The Sten saw use even after the economic crunch of World War II, replacing the Royal Navy's Lanchester submachine guns into the 1960s and was used in the Korean War including specialist versions for British commandos. It was slowly withdrawn in the 1960s and replaced by the Sterling SMG in British Army service, while Canada adopted a similar weapon, the C1 SMG to replace the Sten.

In the 1950s "L numbering" came into use in the British Army for weapons - Stens were then known as L50 (Mk II), L51 (Mk III) and L52 (Mk V).

One of the last times the Sten was used in combat during British service was with the RUC during the IRA border campaign of 1956 - 1962. In foreign service, the Sten was used in combat at least as recently as the Indo-Pakistani War of 1971.

In 1971 various marks of Stens were used by guerilla fighters during the Bangladesh Liberation War.

A number of suppressed Stens were in limited use by the US Special Forces during the Vietnam war, including circa 1971, by the US Rangers.

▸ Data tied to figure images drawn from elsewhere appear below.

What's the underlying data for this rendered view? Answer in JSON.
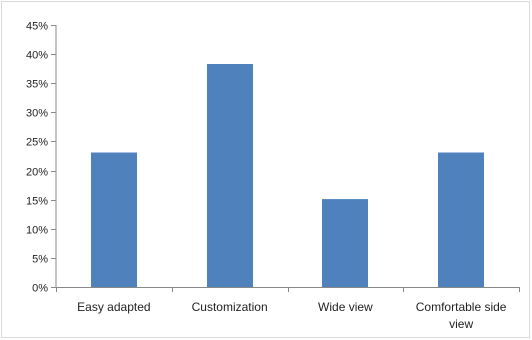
{
  "chart_data": {
    "type": "bar",
    "title": "",
    "xlabel": "",
    "ylabel": "",
    "categories": [
      "Easy adapted",
      "Customization",
      "Wide view",
      "Comfortable side view"
    ],
    "category_lines": [
      [
        "Easy adapted"
      ],
      [
        "Customization"
      ],
      [
        "Wide view"
      ],
      [
        "Comfortable side",
        "view"
      ]
    ],
    "values": [
      23.1,
      38.3,
      15.1,
      23.1
    ],
    "unit": "%",
    "ylim": [
      0,
      45
    ],
    "yticks": [
      0,
      5,
      10,
      15,
      20,
      25,
      30,
      35,
      40,
      45
    ],
    "ytick_labels": [
      "0%",
      "5%",
      "10%",
      "15%",
      "20%",
      "25%",
      "30%",
      "35%",
      "40%",
      "45%"
    ],
    "grid": false,
    "legend": "none",
    "bar_color": "#4F81BD",
    "axis_color": "#898989"
  }
}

In 1984, Indira Gandhi was assassinated by two of her Sikh bodyguards, one of whom emptied the entire magazine of his Sten into the Prime Minister at point-blank range.

In the Chinese Civil War, both sides used the Sten.


The main flaw of the Sten lay in its magazine. For some reason, co-designer Harold Turpin simply copied the magazine of the German MP40 without alteration, and had adapted it for the Sten. Unfortunately, by this, the lips of the magazine became critical to the feed of the ammunition. The slightest damage was often enough to cause a stoppage, a curse that often beset the Sten when the weapon was fired on automatic. Nevertheless the Sten was a most reliable weapon when kept in good condition and could generally be relied upon to fire with very few such stoppages.

The MK II and MK III Stens could accidentally discharge if dropped whilst the gun was cocked. This was particularly true of early Stens using bronze bolts, where the sear projection underneath the bolt could wear down more easily than ones made of case-hardened steel.